К.Ф.Рылеев. Рисунок А. Питча с миниатюры 1820-х годов.А. М. Булатов недавно присоединился к Северному обществу (главным образом благодаря Рылееву), а потому смутно представлял себе цели и силы этой организации. Будучи шапочно знаком с другими руководителями декабристов, он в последний момент заподозрил Рылеева и Трубецкого в бонапартизме, а если точнее, то в желании заменить династию Романовых династией Трубецких. Его сомнения постоянно поддерживались и раздувались Г. С. Батеньковым и А. И. Якубовичем, действия которых базировались уже не просто на растерянности и недостаточной информированности, а на гораздо более прочных основаниях, о чем речь пойдет ниже. Вообще-то тема бонапартизма в декабристской среде витала в воздухе, и «болен» ею был не один Булатов. Известно, что многие радикалы подозревали наличие комплекса Наполеона у П. И. Пестеля и С. И. Муравьева-Апостола, результатом первого знакомства вождей Северного общества стали намеки Рылеева на «честолюбивые виды» Трубецкого. Однако теоретические размышления на эту животрепещущую для начала века тему – одно, а вот сомнения в чистоте помыслов лидеров движения накануне восстания – совсем другое.
Если Булатов метался 12 и 13 декабря и страдал от слабости собственных идейных позиций и недостатка уверенности в необходимости выступления для «пользы Отечества», то его единомышленники пытались отстоять собственные, выношенные и чрезвычайно предметные планы действий. За Булатовым, а еще в большей степени за Якубовичем стоял политически мудрый и обстоятельный Батеньков, который не слишком верил в успех вооруженного переворота. По его мнению, следовало не бряцать понапрасну оружием, а вступить в переговоры с царствующей фамилией с тем, чтобы кто-то из декабристов (сам Батеньков, конечно!) оказался поближе к власти. Ему виделся пост этакого регента-наставника при Елизавете Алексеевне или малолетнем Александре Николаевиче. Такой пост дал бы умелому человеку возможность «вырастить» в стране за десять лет «новую», прогрессивную аристократию и совершить бескровный переворот. Однако для этого следовало прежде всего сковать действия «старой гвардии» декабристов: К. Ф. Рылеева, С. П. Трубецкого, И. И. Пущина, Е. П. Оболенского, Н. А. и А. А. Бестужевых. Для такой роли Булатов и Якубович подходили как нельзя лучше.

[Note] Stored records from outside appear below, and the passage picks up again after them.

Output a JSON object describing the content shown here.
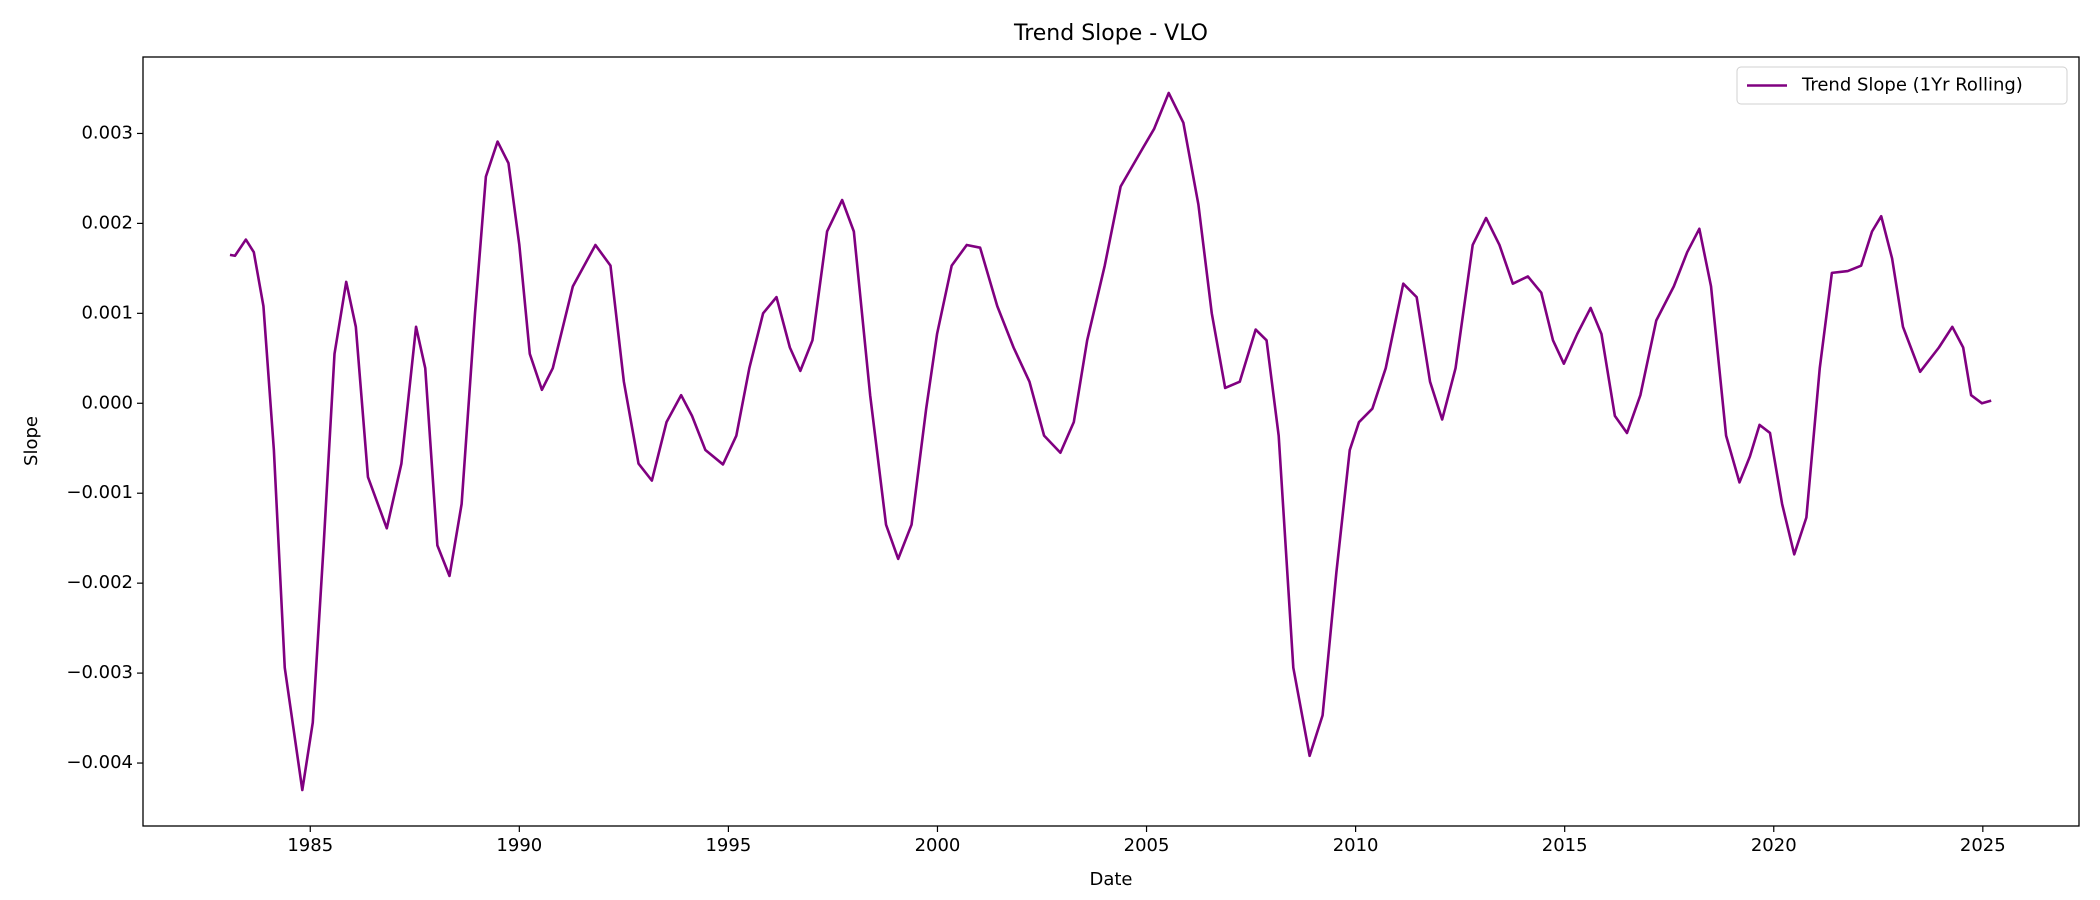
{
  "chart_data": {
    "type": "line",
    "title": "Trend Slope - VLO",
    "xlabel": "Date",
    "ylabel": "Slope",
    "x": [
      1983.08,
      1983.2,
      1983.46,
      1983.65,
      1983.88,
      1984.13,
      1984.39,
      1984.81,
      1985.06,
      1985.32,
      1985.58,
      1985.86,
      1986.09,
      1986.38,
      1986.83,
      1987.18,
      1987.53,
      1987.75,
      1988.04,
      1988.33,
      1988.62,
      1988.94,
      1989.2,
      1989.48,
      1989.74,
      1990.0,
      1990.25,
      1990.54,
      1990.8,
      1991.28,
      1991.82,
      1992.18,
      1992.5,
      1992.85,
      1993.17,
      1993.52,
      1993.87,
      1994.13,
      1994.45,
      1994.87,
      1995.19,
      1995.5,
      1995.83,
      1996.15,
      1996.47,
      1996.72,
      1997.01,
      1997.36,
      1997.72,
      1998.0,
      1998.39,
      1998.77,
      1999.06,
      1999.38,
      1999.73,
      1999.99,
      2000.34,
      2000.7,
      2001.02,
      2001.43,
      2001.82,
      2002.2,
      2002.55,
      2002.94,
      2003.26,
      2003.58,
      2004.0,
      2004.38,
      2004.89,
      2005.18,
      2005.53,
      2005.88,
      2006.24,
      2006.56,
      2006.88,
      2007.23,
      2007.61,
      2007.87,
      2008.16,
      2008.51,
      2008.9,
      2009.21,
      2009.54,
      2009.86,
      2010.08,
      2010.4,
      2010.72,
      2011.14,
      2011.46,
      2011.78,
      2012.07,
      2012.39,
      2012.8,
      2013.12,
      2013.44,
      2013.76,
      2014.12,
      2014.44,
      2014.72,
      2014.98,
      2015.3,
      2015.62,
      2015.88,
      2016.2,
      2016.49,
      2016.81,
      2017.19,
      2017.61,
      2017.93,
      2018.22,
      2018.5,
      2018.86,
      2019.18,
      2019.43,
      2019.66,
      2019.91,
      2020.2,
      2020.49,
      2020.78,
      2021.1,
      2021.39,
      2021.77,
      2022.09,
      2022.35,
      2022.57,
      2022.83,
      2023.09,
      2023.5,
      2023.95,
      2024.27,
      2024.53,
      2024.72,
      2024.98,
      2025.2
    ],
    "series": [
      {
        "name": "Trend Slope (1Yr Rolling)",
        "color": "#800080",
        "values": [
          0.00165,
          0.00164,
          0.00182,
          0.00168,
          0.00108,
          -0.00052,
          -0.00294,
          -0.0043,
          -0.00355,
          -0.00158,
          0.00055,
          0.00135,
          0.00085,
          -0.00082,
          -0.00139,
          -0.00067,
          0.00085,
          0.00039,
          -0.00158,
          -0.00192,
          -0.00112,
          0.001,
          0.00252,
          0.00291,
          0.00267,
          0.00176,
          0.00055,
          0.00015,
          0.00039,
          0.0013,
          0.00176,
          0.00153,
          0.00024,
          -0.00067,
          -0.00086,
          -0.00021,
          9e-05,
          -0.00014,
          -0.00052,
          -0.00068,
          -0.00036,
          0.00039,
          0.001,
          0.00118,
          0.00062,
          0.00036,
          0.0007,
          0.00191,
          0.00226,
          0.00191,
          9e-05,
          -0.00135,
          -0.00173,
          -0.00135,
          -6e-05,
          0.00077,
          0.00153,
          0.00176,
          0.00173,
          0.00108,
          0.00062,
          0.00024,
          -0.00036,
          -0.00055,
          -0.00021,
          0.0007,
          0.00153,
          0.00241,
          0.00282,
          0.00305,
          0.00345,
          0.00312,
          0.00221,
          0.001,
          0.00017,
          0.00024,
          0.00082,
          0.0007,
          -0.00036,
          -0.00294,
          -0.00392,
          -0.00347,
          -0.00188,
          -0.00052,
          -0.00021,
          -6e-05,
          0.00039,
          0.00133,
          0.00118,
          0.00024,
          -0.00018,
          0.00039,
          0.00176,
          0.00206,
          0.00176,
          0.00133,
          0.00141,
          0.00123,
          0.0007,
          0.00044,
          0.00077,
          0.00106,
          0.00077,
          -0.00014,
          -0.00033,
          9e-05,
          0.00092,
          0.0013,
          0.00168,
          0.00194,
          0.0013,
          -0.00036,
          -0.00088,
          -0.00059,
          -0.00024,
          -0.00033,
          -0.00112,
          -0.00168,
          -0.00127,
          0.00039,
          0.00145,
          0.00147,
          0.00153,
          0.00191,
          0.00208,
          0.00161,
          0.00085,
          0.00035,
          0.00062,
          0.00085,
          0.00062,
          9e-05,
          0,
          3e-05
        ]
      }
    ],
    "xlim": [
      1981.0,
      2027.3
    ],
    "xticks": [
      1985,
      1990,
      1995,
      2000,
      2005,
      2010,
      2015,
      2020,
      2025
    ],
    "ylim": [
      -0.0047,
      0.00385
    ],
    "yticks": [
      {
        "value": -0.004,
        "label": "−0.004"
      },
      {
        "value": -0.003,
        "label": "−0.003"
      },
      {
        "value": -0.002,
        "label": "−0.002"
      },
      {
        "value": -0.001,
        "label": "−0.001"
      },
      {
        "value": 0,
        "label": "0.000"
      },
      0.001,
      0.002,
      0.003
    ],
    "legend": "upper right",
    "grid": false
  }
}
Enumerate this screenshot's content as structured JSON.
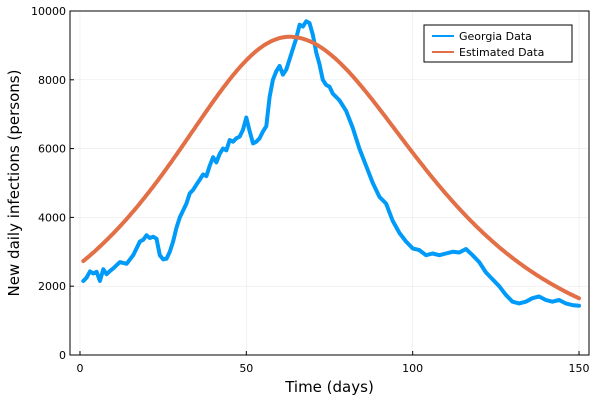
{
  "chart_data": {
    "type": "line",
    "xlabel": "Time (days)",
    "ylabel": "New daily infections (persons)",
    "xlim": [
      -3,
      153
    ],
    "ylim": [
      0,
      10000
    ],
    "xticks": [
      0,
      50,
      100,
      150
    ],
    "yticks": [
      0,
      2000,
      4000,
      6000,
      8000,
      10000
    ],
    "grid": true,
    "legend_position": "top-right",
    "series": [
      {
        "name": "Georgia Data",
        "color": "#009AF9",
        "x": [
          1,
          2,
          3,
          4,
          5,
          6,
          7,
          8,
          9,
          10,
          12,
          14,
          16,
          18,
          19,
          20,
          21,
          22,
          23,
          24,
          25,
          26,
          27,
          28,
          29,
          30,
          32,
          33,
          34,
          35,
          36,
          37,
          38,
          39,
          40,
          41,
          42,
          43,
          44,
          45,
          46,
          47,
          48,
          49,
          50,
          51,
          52,
          53,
          54,
          55,
          56,
          57,
          58,
          59,
          60,
          61,
          62,
          63,
          64,
          65,
          66,
          67,
          68,
          69,
          70,
          71,
          72,
          73,
          74,
          75,
          76,
          78,
          80,
          82,
          84,
          86,
          88,
          90,
          92,
          94,
          96,
          98,
          100,
          102,
          104,
          106,
          108,
          110,
          112,
          114,
          116,
          118,
          120,
          122,
          124,
          126,
          128,
          130,
          132,
          134,
          136,
          138,
          140,
          142,
          144,
          146,
          148,
          150
        ],
        "y": [
          2150,
          2250,
          2430,
          2370,
          2420,
          2150,
          2490,
          2350,
          2440,
          2520,
          2700,
          2650,
          2900,
          3300,
          3350,
          3480,
          3400,
          3440,
          3380,
          2900,
          2780,
          2800,
          3000,
          3300,
          3700,
          4000,
          4400,
          4700,
          4800,
          4950,
          5100,
          5250,
          5200,
          5500,
          5750,
          5600,
          5850,
          6000,
          5950,
          6250,
          6200,
          6300,
          6350,
          6550,
          6900,
          6500,
          6150,
          6200,
          6300,
          6500,
          6650,
          7500,
          8000,
          8250,
          8400,
          8150,
          8300,
          8600,
          8900,
          9200,
          9600,
          9550,
          9700,
          9650,
          9300,
          8800,
          8450,
          8000,
          7850,
          7800,
          7600,
          7400,
          7100,
          6600,
          6000,
          5500,
          5000,
          4600,
          4400,
          3900,
          3550,
          3300,
          3100,
          3050,
          2900,
          2950,
          2900,
          2950,
          3000,
          2980,
          3080,
          2900,
          2700,
          2400,
          2200,
          2000,
          1750,
          1550,
          1500,
          1550,
          1650,
          1700,
          1600,
          1550,
          1600,
          1500,
          1450,
          1430
        ]
      },
      {
        "name": "Estimated Data",
        "color": "#E26F46",
        "model": {
          "peak_x": 63,
          "peak_y": 9250,
          "left_rate": 0.0305,
          "right_rate": 0.0277
        }
      }
    ]
  }
}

Пестель в образе Наполеона. Рисунок А. С. Пушкина (1826).У Якубовича (заместителя диктатора восстания) имелись свои резоны. Изгнанный из гвардии и отправленный на Кавказ за нашумевшую четвертную дуэль (Завадовский и Грибоедов против Шереметева и Якубовича), он считал себя безвинно пострадавшим и меч – тал об исправлении этой несправедливости. Случайное знакомство и сближение с Милорадовичем открывало перед Александром Ивановичем манящие перспективы, в которые восстание «по Трубецкому» никак не вписывалось. Ведь даже в случае победы радикалов он по-прежнему оставался на вторых ролях, загороженный сутуловатой спиной штабиста-диктатора. Оказание важной услуги генерал-губернатору столицы сулило капитану-кавказцу гораздо большие выгоды. Личные интересы легко и естественно переплетались у него в голове с реализацией какой-то части планов тайного общества. Вот почему Якубович быстро нашел общий язык с Батеньковым и настойчиво внушал Булатову мысль о подозрительном поведении вождей восстания.